What is Microsoft Intune?
Microsoft Intune is a cloud-based service for managing and securing the devices and apps your business runs on. It brings together mobile device management (controlling the whole device) and mobile application management (protecting just the work data inside apps) in a single platform. If you have used Microsoft 365, Intune sits right alongside the tools your team already relies on — and our Microsoft 365 support and migration services often go hand in hand with setting it up.
You might have known Intune under the older “Microsoft Endpoint Manager” name. Microsoft has since brought everything under the Intune brand, and the platform now manages Windows, macOS, iOS, Android and even Linux devices from one place. Because it runs in the cloud, you can manage that whole fleet from anywhere, with no servers to maintain on site.

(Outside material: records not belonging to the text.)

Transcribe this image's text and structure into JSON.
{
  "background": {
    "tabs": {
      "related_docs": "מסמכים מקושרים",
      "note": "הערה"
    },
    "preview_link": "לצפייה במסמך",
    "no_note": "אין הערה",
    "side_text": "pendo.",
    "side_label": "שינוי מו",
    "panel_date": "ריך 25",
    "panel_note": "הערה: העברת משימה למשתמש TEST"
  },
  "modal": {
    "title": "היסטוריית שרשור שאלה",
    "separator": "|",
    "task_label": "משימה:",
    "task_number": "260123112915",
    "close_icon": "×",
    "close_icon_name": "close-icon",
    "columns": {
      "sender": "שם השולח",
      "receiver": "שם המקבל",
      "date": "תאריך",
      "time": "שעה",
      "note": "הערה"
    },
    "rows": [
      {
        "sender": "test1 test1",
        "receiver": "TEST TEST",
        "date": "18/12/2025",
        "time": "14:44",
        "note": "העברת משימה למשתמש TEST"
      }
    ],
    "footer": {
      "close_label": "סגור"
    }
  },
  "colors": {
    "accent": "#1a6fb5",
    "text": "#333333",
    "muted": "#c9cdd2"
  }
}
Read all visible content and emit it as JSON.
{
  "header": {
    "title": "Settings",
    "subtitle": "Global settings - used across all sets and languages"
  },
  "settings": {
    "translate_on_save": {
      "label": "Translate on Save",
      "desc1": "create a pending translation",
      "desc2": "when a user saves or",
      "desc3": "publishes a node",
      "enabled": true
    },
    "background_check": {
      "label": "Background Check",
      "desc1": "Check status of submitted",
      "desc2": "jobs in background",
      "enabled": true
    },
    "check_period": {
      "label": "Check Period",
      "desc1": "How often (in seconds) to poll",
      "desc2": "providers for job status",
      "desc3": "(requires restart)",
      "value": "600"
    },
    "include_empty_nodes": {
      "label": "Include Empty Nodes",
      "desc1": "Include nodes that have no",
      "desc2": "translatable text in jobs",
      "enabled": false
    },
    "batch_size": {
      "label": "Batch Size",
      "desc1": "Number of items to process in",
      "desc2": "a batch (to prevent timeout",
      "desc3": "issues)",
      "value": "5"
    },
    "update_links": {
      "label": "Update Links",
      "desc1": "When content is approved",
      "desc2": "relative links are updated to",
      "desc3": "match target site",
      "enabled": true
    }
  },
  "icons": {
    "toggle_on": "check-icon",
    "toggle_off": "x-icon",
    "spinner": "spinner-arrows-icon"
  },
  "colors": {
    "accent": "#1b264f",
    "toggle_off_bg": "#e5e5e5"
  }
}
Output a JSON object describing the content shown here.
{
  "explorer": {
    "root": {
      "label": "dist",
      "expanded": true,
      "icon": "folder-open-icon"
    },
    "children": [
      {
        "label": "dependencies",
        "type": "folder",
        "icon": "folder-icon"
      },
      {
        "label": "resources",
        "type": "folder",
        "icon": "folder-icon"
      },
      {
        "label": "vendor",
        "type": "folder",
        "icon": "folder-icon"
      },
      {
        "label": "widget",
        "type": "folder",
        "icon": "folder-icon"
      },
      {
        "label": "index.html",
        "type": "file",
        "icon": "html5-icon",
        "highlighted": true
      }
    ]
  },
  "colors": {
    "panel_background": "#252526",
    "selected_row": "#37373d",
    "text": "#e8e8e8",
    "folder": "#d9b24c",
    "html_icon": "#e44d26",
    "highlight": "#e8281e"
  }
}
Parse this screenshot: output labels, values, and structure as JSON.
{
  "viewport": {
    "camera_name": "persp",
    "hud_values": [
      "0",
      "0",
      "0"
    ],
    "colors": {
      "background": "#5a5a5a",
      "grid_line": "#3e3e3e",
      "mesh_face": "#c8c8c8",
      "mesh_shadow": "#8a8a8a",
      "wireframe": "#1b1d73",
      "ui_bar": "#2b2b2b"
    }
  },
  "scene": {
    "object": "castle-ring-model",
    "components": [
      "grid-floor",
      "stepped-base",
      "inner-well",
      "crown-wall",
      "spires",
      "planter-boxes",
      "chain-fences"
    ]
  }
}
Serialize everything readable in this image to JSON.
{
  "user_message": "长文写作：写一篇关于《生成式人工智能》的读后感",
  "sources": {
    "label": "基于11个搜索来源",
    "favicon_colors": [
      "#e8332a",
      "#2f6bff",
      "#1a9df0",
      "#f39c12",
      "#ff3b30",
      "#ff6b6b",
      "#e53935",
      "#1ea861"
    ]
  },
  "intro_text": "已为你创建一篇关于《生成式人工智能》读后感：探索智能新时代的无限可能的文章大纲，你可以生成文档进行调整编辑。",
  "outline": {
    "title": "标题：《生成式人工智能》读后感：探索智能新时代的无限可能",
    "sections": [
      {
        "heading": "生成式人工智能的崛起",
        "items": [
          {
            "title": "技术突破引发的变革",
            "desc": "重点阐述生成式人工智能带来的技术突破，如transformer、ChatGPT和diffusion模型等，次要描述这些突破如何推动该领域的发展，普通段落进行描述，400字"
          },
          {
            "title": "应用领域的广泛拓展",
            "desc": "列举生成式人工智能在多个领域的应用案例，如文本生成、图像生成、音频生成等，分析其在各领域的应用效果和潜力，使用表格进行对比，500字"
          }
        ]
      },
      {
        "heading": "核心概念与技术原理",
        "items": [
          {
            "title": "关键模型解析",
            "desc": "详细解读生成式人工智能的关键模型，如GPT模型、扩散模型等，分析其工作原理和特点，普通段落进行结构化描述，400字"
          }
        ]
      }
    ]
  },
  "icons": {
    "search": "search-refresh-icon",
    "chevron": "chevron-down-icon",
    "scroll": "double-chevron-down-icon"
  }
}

Why Microsoft Intune features matter for growing businesses
As a business grows, devices multiply — and so does the risk. A lost phone, an unpatched laptop or a personal device with no security controls can quietly become the weak point an attacker walks through. At the same time, your IT team can’t realistically configure every machine by hand or chase staff for updates one by one.
This is why the Microsoft Intune features below are worth understanding. They let you apply the same sensible rules to every device automatically, support a remote or hybrid team without losing control, and meet the security expectations of clients, insurers and frameworks such as the Australian Signals Directorate’s Essential Eight. In short, they help you scale safely.
1. Unified device management across every platform
Intune gives you one dashboard to manage every device your team uses, whether it’s company-owned or a personal phone enrolled under a bring-your-own-device (BYOD) arrangement. From that single console you can see what’s connected, push settings and apply security rules consistently. Because Intune isn’t Windows-only, a mixed fleet of PCs, Macs and mobiles no longer means juggling several tools. For a growing business that’s a genuine time-saver — when someone joins, leaves or swaps devices, you make the change once and it flows out automatically.
2. App protection and mobile application management
Sometimes you don’t need to control the whole device — just the work data on it. That’s where app protection policies come in. Intune can secure company information inside apps like Outlook, Teams and OneDrive without taking over an employee’s personal phone. You can stop work files being copied into personal apps, require a PIN to open them, or wipe only the work data if someone leaves the business. This “manage the app, not the device” approach is ideal for BYOD: staff keep their privacy, and your data stays contained.
3. Compliance policies and Conditional Access
This is where Intune becomes a real security control rather than just a management tool. You define what a healthy device looks like — encrypted, up to date and screen-locked — and Intune continuously checks each one against that standard. Paired with Conditional Access, any device that doesn’t measure up can be blocked from reaching email, SharePoint or other Microsoft 365 data until it’s fixed. It’s the practical, everyday face of a Zero Trust approach, and it lines up neatly with the security frameworks many Australian businesses are working towards.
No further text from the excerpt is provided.